Fayga Ostrower ainda disserta sobre os processos que envolvem a memória. Talvez por se tratar de um texto com mais de três décadas, Fayga erroneamente afirma que os animais não possuem memória ou, pelo menos, a capacidade de analisar o presente, relembrando fatos passados, quando, na verdade, sabemos que os animais têm memória visual e, inclusive, afetiva. A autora afirma que os humanos teriam uma memória não-factual, mas sim “de viva vivida”.
Depois disso, ela discorre sobre os métodos associativos, a fala, a simbolização. A percepção, além de nos permitir movimentos empáticos, possibilita que representemos as coisas que vimos, percebemos, através das palavras (que também dão sentido a termos abstratos).
“No cerne da comunicação está a nossa capacidade de nos comunicarmos por meio de ordenações, isto é, através de formas”. (OSTROWER, 2001, p. 24). É por meio das formas simbólicas que constituímos nosso referencial para avaliar fenômenos e também para criar. O ato criativo seria vinculado a uma série de ordenações e compromissos internos e externos. A artista plástica ainda comenta sobre o potencial criativo — que elabora-se nos múltiplos níveis do ser sensível-cultural-consciente do homem, e nas formas de apreender a realidade — e sobre tensão psíquica (um acúmulo energético, uma noção de renovação constante do potencial criador).
Na arte, o imaginar corresponde a um “pensar específico sobre um fazer concreto” de uma matéria, ou seja, o pensar só se torna imaginativo por meio da concretização de uma matéria, como é explanado no início do segundo capítulo. Mais além, a autora diz que a imaginação criativa provém da capacidade de relacionar com a materialidade. Todavia, quando não conhecemos a matéria ou quando não vivenciamos a materialidade, torna-se impossível entender o processo de criação. A imaginação e a linguagem adquirem formas pessoais e subjetivas, mas nem por isso as obras deixaram de ser comunicativas ou referências. Elas não perderam a objetivação da linguagem pela matéria, que nos permite avaliar as ordenações e compreender seus conteúdos e sentidos.
Enquanto isso, a autora afirma que a criatividade está presente em todas as áreas, não somente na arte (por isso essa seria tratada com tanta subjetividade), pois a imaginação criativa nasce do interesse, da motivação. O processo de criação artística é consequência do processo de formação, no qual o artista ao levantar uma pergunta, relaciona os fenômenos e configura certas relações, dando-lhe uma estrutura, um conteúdo significativo.

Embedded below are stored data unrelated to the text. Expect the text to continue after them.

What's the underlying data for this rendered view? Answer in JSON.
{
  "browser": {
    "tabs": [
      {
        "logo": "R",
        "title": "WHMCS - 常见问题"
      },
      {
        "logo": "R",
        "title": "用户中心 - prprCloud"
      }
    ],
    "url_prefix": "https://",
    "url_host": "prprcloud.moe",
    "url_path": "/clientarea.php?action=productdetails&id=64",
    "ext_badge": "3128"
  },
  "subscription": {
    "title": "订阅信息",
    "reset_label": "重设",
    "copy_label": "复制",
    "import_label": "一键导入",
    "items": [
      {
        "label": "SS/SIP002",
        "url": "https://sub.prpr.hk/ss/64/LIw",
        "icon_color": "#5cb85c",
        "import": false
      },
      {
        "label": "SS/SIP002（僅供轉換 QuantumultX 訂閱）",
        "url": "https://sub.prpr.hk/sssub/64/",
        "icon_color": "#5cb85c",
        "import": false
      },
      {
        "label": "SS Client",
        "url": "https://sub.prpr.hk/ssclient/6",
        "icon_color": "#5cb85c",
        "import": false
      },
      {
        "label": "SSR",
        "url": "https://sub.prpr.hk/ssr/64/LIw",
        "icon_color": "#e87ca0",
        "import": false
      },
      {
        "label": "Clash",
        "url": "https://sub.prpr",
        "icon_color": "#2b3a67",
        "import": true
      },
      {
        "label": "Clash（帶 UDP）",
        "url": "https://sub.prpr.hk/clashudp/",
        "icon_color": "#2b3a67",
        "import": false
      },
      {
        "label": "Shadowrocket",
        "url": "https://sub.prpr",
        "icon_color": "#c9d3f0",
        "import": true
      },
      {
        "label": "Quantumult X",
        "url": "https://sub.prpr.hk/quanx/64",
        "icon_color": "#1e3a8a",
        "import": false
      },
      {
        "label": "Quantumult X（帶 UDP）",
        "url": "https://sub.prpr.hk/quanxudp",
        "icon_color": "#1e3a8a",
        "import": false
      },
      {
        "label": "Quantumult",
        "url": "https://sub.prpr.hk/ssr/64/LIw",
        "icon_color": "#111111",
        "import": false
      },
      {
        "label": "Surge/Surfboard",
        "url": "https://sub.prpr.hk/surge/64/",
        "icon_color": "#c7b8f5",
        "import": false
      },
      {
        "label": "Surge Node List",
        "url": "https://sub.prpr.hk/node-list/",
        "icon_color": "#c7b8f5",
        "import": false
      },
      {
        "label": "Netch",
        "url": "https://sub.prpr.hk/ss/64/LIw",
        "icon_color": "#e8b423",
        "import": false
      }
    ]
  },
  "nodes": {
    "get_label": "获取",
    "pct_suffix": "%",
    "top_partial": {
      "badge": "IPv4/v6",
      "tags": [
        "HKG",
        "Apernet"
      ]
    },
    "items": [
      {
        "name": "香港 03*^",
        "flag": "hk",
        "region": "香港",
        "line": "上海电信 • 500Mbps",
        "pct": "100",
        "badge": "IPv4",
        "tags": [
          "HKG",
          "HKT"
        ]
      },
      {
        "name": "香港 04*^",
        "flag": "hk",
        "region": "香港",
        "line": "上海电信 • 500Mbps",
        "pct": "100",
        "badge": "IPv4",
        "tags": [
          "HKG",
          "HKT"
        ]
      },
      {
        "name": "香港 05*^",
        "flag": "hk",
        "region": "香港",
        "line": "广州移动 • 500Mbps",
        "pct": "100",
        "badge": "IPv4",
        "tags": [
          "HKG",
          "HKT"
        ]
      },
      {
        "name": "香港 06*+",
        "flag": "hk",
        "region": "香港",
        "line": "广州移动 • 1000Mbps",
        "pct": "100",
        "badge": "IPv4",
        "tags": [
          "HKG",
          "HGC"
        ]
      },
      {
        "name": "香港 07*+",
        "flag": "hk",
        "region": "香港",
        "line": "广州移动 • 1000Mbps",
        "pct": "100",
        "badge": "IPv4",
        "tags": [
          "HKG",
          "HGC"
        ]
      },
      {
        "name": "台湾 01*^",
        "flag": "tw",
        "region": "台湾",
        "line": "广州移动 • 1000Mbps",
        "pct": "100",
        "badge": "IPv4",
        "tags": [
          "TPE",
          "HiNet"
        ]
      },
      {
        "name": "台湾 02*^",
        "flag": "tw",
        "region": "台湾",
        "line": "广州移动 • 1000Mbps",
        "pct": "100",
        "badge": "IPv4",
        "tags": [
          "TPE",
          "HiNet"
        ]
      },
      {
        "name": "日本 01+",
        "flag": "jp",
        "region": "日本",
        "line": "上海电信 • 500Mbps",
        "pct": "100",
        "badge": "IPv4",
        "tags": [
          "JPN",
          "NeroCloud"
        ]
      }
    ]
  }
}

Em suma, a criação engloba a intuição, o potencial criador, toda a vivência do artista, seus impulsos inconscientes, seus conhecimentos, seus sentimentos, seus ideais, as conjecturas, as propostas, as dúvidas, o que ele pensa e imagina, enfim, tudo o que ele é. A poesia, a pintura, a escultura, a música, a dança, a arquitetura e tantas outras são formas expressivas de arte que, para Ostrower, representam a experiência de vida e a realidade vivida do artista. Para finalizar o segundo capítulo do livro "Criatividade e Processos de Criação", a autora reitera que a criatividade é inseparável da condição humana.